Les instruments de la Passion

Sur l’icône de Notre-Dame du Perpétuel Secours, nous voyons les archanges Michel et Gabriel présenter à Jésus les instruments de la Passion. Saint Michel exhibe la lance avec laquelle le côté de Jésus sera ouvert, le roseau surmonté de l’éponge ainsi que le récipient de vinaigre qui servira à étancher sa soif. Saint Gabriel porte la croix et les clous du crucifiement.

Chaque archange se sert d’un linge pour porter les instruments de la Passion, en signe de respect car notre Salut a été accompli au moyen de ses instruments. Parce que Jésus est victorieux de la mort et du péché, tout ce qui touche à sa personne est digne de vénération, source de bénédiction, et doit être manipulé avec respect, surtout ce qui est en lien avec sa Passion.

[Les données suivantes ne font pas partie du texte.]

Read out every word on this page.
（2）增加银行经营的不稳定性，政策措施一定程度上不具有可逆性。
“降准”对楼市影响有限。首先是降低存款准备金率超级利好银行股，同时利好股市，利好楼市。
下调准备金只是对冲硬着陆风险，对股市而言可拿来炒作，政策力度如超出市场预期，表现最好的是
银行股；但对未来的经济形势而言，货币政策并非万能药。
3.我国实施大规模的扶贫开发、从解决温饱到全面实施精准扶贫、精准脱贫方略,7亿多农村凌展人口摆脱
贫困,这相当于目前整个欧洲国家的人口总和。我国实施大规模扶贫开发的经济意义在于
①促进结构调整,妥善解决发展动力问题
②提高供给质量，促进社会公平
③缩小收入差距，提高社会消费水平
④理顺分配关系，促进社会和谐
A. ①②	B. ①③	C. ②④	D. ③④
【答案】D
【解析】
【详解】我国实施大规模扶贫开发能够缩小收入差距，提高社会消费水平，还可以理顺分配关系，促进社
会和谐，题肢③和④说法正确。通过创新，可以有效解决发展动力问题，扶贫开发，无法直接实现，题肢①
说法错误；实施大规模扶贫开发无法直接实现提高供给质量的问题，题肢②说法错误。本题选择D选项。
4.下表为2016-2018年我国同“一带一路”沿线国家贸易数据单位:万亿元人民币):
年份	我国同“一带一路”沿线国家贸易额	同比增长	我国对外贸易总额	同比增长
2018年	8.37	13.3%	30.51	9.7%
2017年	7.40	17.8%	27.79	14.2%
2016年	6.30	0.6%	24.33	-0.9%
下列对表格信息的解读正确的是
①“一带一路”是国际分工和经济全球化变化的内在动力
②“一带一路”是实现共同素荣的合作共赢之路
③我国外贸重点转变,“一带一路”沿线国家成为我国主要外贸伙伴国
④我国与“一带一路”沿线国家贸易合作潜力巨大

Les archanges présentent ces instruments à Jésus enfant pour signifier qu’il est vainqueur de la mort et du péché dès le premier instant où notre Salut a été décrété par Dieu c’est-à-dire dès la chute d’Adam et Eve : « Je mettrai inimitié entre toi et la femme, entre ta postérité et sa postérité : celle-ci t’écrasera la tête, et tu lui blesseras le talon » (Genèse 3, 15).

Enfin, les linges suggèrent le respect dû à Dieu pour ce qu’il est, pour ce que nous lui devons. Le Père a livré son Fils unique pour notre Salut, le Fils s’est livré pour nous arracher à la mort éternelle au prix d’indicibles souffrances. Dans ce sens, Jésus dit à sainte Angèle de Foligno : « ce n’est pas pour rire que je t’ai aimé. »

Les archanges, et les linges dont ils se servent, sont revêtus de rouge et de vert. Ces deux couleurs suggèrent, pour la première, l’amour poussé jusqu’au martyre et, pour la seconde, l’espérance du Salut.

Son amour pour nous a fait le martyre de Jésus. Parce qu’il nous « a aimés jusqu’au bout » (Jean 13, 1), il est la raison de toute notre espérance. S’il nous a sauvés à si haut prix, il ne peut pas être insensible à nos détresses, aux demandes que nous lui présentons par sa Mère.

Le respect que les archanges témoignent à Jésus, nous enseigne que Jésus est infiniment digne de nos hommages. « Et toutes les créatures qui sont dans le ciel, sur la terre, sous la terre, sur la mer, et tout ce qui s’y trouve, je les entendis qui disaient : « À celui qui est assis sur le trône, et à l’agneau, soient la louange, l’honneur, la gloire, et la force, aux siècles des siècles ! » (Apocalypse 5, 12-13).

Prions

1 dizaine du chapelet (Notre Père… 10 Je vous salue Marie… Gloire au Père…)

O mon Jésus pardonnez-nous nos péchés, préservez-nous du feu de l’enfer ; conduisez au Ciel toutes les âmes, surtout celles qui ont le plus besoin de votre miséricorde.

Ô sainte Vierge Marie, qui pour nous inspirer une confiance sans bornes, avez voulu prendre le nom si doux de Mère du Perpétuel Secours, nous vous supplions de nous secourir en tout temps et en tout lieu, dans nos tentations, après nos chutes, dans nos difficultés, dans toutes les misères de la vie et surtout au moment de notre mort.

Donnez-nous, ô charitable Mère, la pensée et l’habitude de recourir toujours à vous, car nous sommes sûrs que si nous vous invoquons fidèlement, vous serez fidèle à nous secourir. Procurez-nous donc cette grâce des grâces, la grâce de vous prier sans cesse et avec la confiance d’un enfant, afin que, par la vertu de cette prière fidèle, nous obtenions votre perpétuel secours et la persévérance finale.

Bénissez-nous, ô tendre et secourable Mère, priez pour nous, maintenant et à l’heure de notre mort. Amen.